Data Lake supports data pushes from the following log sources:

  • Syslog

  • DB Collectors for MySQL, MS-SQL, Oracle, PostgreSQL

  • eStreamer

Through Cisco eStreamer Collectors Data Lake provides the ability for organizations to collect data from their Cisco FireSight systems. Like the three collectors mentioned above, the eStreamer collector is a service that runs on the Data Lake Site Collector appliance and connects to the remote servers communicating over the Cisco eStreamer protocol.

Exabeam Data Lake Ingestion

The Data Lake Ingestion Engine serves as an aggregator, accepting logs via Syslog or via Log Collectors. It supports a variety of inputs that simultaneously pull in events from a multitude of common sources, unifying your data regardless of format or schema.

Kafka processes streams of records as they occur and builds real-time streaming data pipelines that reliably move data between systems. It organizes all the incoming logs and builds a message queue to the Indexer, buffering and controlling the volume of logs coming into the Indexer.

Warning

Data Lake architecture is optimized to ingest log events that are less than 1 MB per event. This is a high safety limit that many customers will never hit. Please contact Exabeam Customer Success to assist in fine tuning this value.

  • Syslog- The Ingestor will accept syslog via a syslog ingestor instance listening on multiple ports and protocols. The messages will be written to a Kafka message queue. You can also use a load balancer to distribute your syslog data across your various nodes in the Data Lake cluster. The collector will accept syslog via TLS on port TCP/515. The messages will be forwarded to a Kafka message queue.

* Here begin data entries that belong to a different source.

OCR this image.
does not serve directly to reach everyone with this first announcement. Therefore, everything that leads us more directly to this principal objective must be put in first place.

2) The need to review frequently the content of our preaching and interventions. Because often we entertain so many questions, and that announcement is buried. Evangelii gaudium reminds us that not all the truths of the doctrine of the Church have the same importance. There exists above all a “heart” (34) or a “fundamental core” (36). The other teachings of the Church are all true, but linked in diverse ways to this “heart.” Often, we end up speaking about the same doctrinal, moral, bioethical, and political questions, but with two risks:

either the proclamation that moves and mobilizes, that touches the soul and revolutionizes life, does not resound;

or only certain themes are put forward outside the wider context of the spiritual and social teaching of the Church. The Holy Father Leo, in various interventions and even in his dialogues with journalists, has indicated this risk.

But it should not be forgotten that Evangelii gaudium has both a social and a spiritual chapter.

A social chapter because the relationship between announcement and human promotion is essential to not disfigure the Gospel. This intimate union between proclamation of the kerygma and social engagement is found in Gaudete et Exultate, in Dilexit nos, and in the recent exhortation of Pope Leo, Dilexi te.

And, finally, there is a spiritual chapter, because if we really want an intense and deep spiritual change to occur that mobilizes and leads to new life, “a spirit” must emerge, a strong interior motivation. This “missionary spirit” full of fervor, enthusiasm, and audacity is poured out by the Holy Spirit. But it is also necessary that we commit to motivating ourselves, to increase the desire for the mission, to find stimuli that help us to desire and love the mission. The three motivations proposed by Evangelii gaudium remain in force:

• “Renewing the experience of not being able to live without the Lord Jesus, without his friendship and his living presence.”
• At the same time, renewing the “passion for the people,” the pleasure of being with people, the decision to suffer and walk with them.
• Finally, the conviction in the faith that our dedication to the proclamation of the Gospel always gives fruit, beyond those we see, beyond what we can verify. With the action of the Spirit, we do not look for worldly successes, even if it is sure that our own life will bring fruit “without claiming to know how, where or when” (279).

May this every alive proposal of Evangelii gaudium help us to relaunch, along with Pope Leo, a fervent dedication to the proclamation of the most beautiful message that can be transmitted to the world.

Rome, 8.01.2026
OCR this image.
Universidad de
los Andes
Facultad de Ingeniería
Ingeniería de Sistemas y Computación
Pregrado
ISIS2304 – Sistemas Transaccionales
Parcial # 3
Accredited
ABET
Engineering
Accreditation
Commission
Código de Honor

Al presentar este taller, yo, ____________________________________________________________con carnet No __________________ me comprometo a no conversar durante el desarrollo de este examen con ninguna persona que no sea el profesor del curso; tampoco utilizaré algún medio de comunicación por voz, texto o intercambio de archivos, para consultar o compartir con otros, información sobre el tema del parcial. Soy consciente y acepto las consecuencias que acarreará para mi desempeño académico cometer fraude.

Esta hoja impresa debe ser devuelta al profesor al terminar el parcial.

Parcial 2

  • Collectors- These are deployed on customer systems and will send messages to Kafka directly.

Exabeam Data Lake Indexer

The Data Lake Indexer accepts raw logs from the Ingestor. It then parses relevant information from each log, enriches the data with contextual information, then indexes each log for full-text searching in near real time. The indexer dynamically transforms and prepares your data regardless of format or complexity.

Parsing

One of the purposes of indexing data is to turn verbose messages into user-readable data structures. Data Lake extracts pre-defined fields from the logs by running them through a series of parsers. Log events are “typed” as defined by the parsers. For example, a Windows 4624 event from any collector such as Splunk or Exabeam Cloud Connector would be “typed” as windows-4624.

The original log data, along with the extracted fields, are searchable.